Mengubah Cara Pandang Perencanaan
Kepala
sekolah, guru, maupun pejabat pendidikan berasumsi bahwa kebutuhan murid sama
dengan ajaran tahun sebelumnya, sehingga program pendidikan disusun secara
repetitif. Misalnya, kegiatan remedial dilakukan tanpa memeriksa kompetensi
mana yang paling lemah, atau program literasi dijalankan tanpa meninjau sejauh
mana capaian kemampuan membaca siswa di setiap jenjang.
Kebiasaan
itu menimbulkan risiko yaitu sumber daya pendidikan baik waktu, tenaga, maupun
anggaran tidak diarahkan secara tepat sasaran. Alih-alih menjawab persoalan
aktual, perencanaan berbasis asumsi hanya berdasar kegiatan rutin yang bersifat
seremonial.
Kementerian
Pendidikan, Kebudayaan, Riset, dan Teknologi (Kemendikbudristek) melalui
kebijakan Merdeka Belajar menegaskan pentingnya data sebagai basis pengambilan
keputusan. Salah satu instrumen yang digunakan adalah Rapor Pendidikan, yang
menyediakan informasi tentang capaian hasil belajar siswa, kualitas pengajaran,
serta kondisi lingkungan sekolah. Rapor Pendidikan dikembangkan dari Asesmen
Nasional (AN) yang mengukur literasi, numerasi, dan karakter, serta survei
lingkungan belajar.
Dengan data
semacam ini, perencanaan tidak lagi bersifat "mengira-ngira",
melainkan mengacu pada kondisi riil. Sekolah dapat melihat di mana kelemahan
siswanya, kemudian menyusun strategi yang sesuai dan terukur.

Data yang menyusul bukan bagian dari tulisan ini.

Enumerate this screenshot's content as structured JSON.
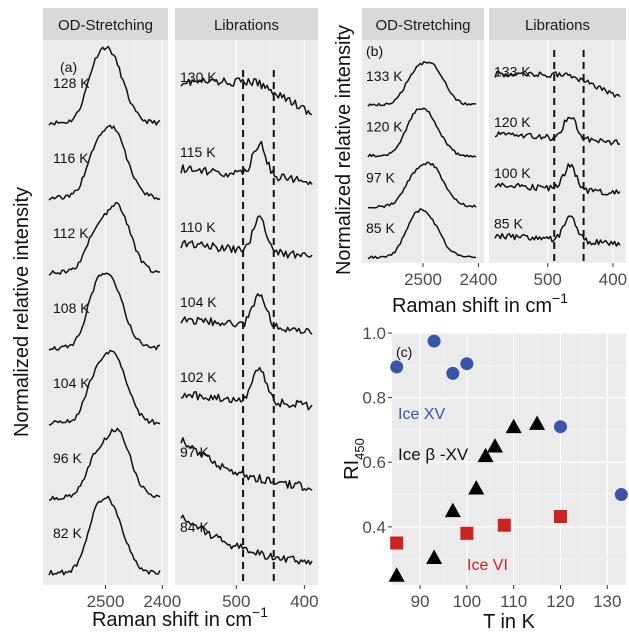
{
  "chart_data": [
    {
      "panel": "(a)",
      "type": "line",
      "facets": [
        "OD-Stretching",
        "Librations"
      ],
      "ylabel": "Normalized relative intensity",
      "xlabel": "Raman shift in  cm",
      "xlabel_sup": "−1",
      "facet_xticks": {
        "OD-Stretching": [
          {
            "value": 2500,
            "label": "2500"
          },
          {
            "value": 2400,
            "label": "2400"
          }
        ],
        "Librations": [
          {
            "value": 500,
            "label": "500"
          },
          {
            "value": 400,
            "label": "400"
          }
        ]
      },
      "stretch_traces": [
        "128 K",
        "116 K",
        "112 K",
        "108 K",
        "104 K",
        "96 K",
        "82 K"
      ],
      "libration_traces": [
        "130 K",
        "115 K",
        "110 K",
        "104 K",
        "102 K",
        "97 K",
        "84 K"
      ],
      "dashed_lines_cm": [
        490,
        445
      ]
    },
    {
      "panel": "(b)",
      "type": "line",
      "facets": [
        "OD-Stretching",
        "Librations"
      ],
      "ylabel": "Normalized relative intensity",
      "xlabel": "Raman shift in  cm",
      "xlabel_sup": "−1",
      "facet_xticks": {
        "OD-Stretching": [
          {
            "value": 2500,
            "label": "2500"
          },
          {
            "value": 2400,
            "label": "2400"
          }
        ],
        "Librations": [
          {
            "value": 500,
            "label": "500"
          },
          {
            "value": 400,
            "label": "400"
          }
        ]
      },
      "stretch_traces": [
        "133 K",
        "120 K",
        "97 K",
        "85 K"
      ],
      "libration_traces": [
        "133 K",
        "120 K",
        "100 K",
        "85 K"
      ],
      "dashed_lines_cm": [
        490,
        445
      ]
    },
    {
      "panel": "(c)",
      "type": "scatter",
      "xlabel": "T in K",
      "ylabel": "RI",
      "ylabel_sub": "450",
      "xlim": [
        84,
        134
      ],
      "ylim": [
        0.22,
        1.0
      ],
      "xticks": [
        90,
        100,
        110,
        120,
        130
      ],
      "yticks": [
        0.4,
        0.6,
        0.8,
        1.0
      ],
      "ytick_labels": [
        "0.4",
        "0.6",
        "0.8",
        "1.0"
      ],
      "series": [
        {
          "name": "Ice XV",
          "marker": "circle",
          "color": "#3a55a8",
          "points": [
            [
              85,
              0.895
            ],
            [
              93,
              0.975
            ],
            [
              97,
              0.875
            ],
            [
              100,
              0.905
            ],
            [
              120,
              0.71
            ],
            [
              133,
              0.5
            ]
          ]
        },
        {
          "name": "Ice  β -XV",
          "marker": "triangle",
          "color": "#000000",
          "points": [
            [
              85,
              0.25
            ],
            [
              93,
              0.305
            ],
            [
              97,
              0.45
            ],
            [
              102,
              0.52
            ],
            [
              104,
              0.62
            ],
            [
              106,
              0.65
            ],
            [
              110,
              0.71
            ],
            [
              115,
              0.72
            ]
          ]
        },
        {
          "name": "Ice VI",
          "marker": "square",
          "color": "#cc2222",
          "points": [
            [
              85,
              0.35
            ],
            [
              100,
              0.38
            ],
            [
              108,
              0.405
            ],
            [
              120,
              0.432
            ]
          ]
        }
      ]
    }
  ]
}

Mengapa Perencanaan Berbasis Asumsi Harus Ditanggalkan?
Jika
dicermati, terdapat beberapa alasan mengapa perencanaan berbasis asumsi tidak
lagi sesuai:
Tidak Efisien
Sumber daya
yang terbatas menjadi sia-sia jika diarahkan pada kegiatan yang tidak menjawab
kebutuhan nyata. Menurut laporan World Bank Education Review, salah satu
tantangan pendidikan di negara berkembang, termasuk Indonesia, adalah
ketidaktepatan alokasi sumber daya karena lemahnya pemanfaatan data.
Mengaburkan Prioritas
Asumsi bisa
menggeneralisasi masalah. Padahal, tiap sekolah memiliki karakteristik yang
berbeda. Tanpa data, sulit menentukan prioritas yang benar-benar mendesak.
Menghambat Akuntabilitas
Ketika
perencanaan dibuat tanpa data, sulit mengukur apakah kebijakan berhasil atau
gagal. Data berfungsi sebagai tolok ukur obyektif, yang memungkinkan evaluasi.
Mengurangi Inovasi
Perencanaan
berbasis asumsi cenderung mengulang pola lama. Sebaliknya, ketika data
dianalisis, ada peluang untuk melahirkan solusi baru sesuai kebutuhan riil.
Kebiasaan
yang ingin diubah dalam proses perencanaan berbasis data jelas, dari
perencanaan yang semula hanya bertumpu pada asumsi, menjadi perencanaan yang
berdasarkan data dan fakta.
Dengan
meninggalkan pola lama dan menggantinya dengan keputusan berbasis bukti, sistem
pendidikan Indonesia memiliki peluang untuk menghasilkan kebijakan yang
efektif, efisien, serta berkeadilan.
Jika
perubahan konsisten dijalankan, maka perencanaan tidak lagi menjadi rutinitas
tahunan, melainkan instrumen strategis yang mampu menjawab kebutuhan siswa,
guru, dan sekolah.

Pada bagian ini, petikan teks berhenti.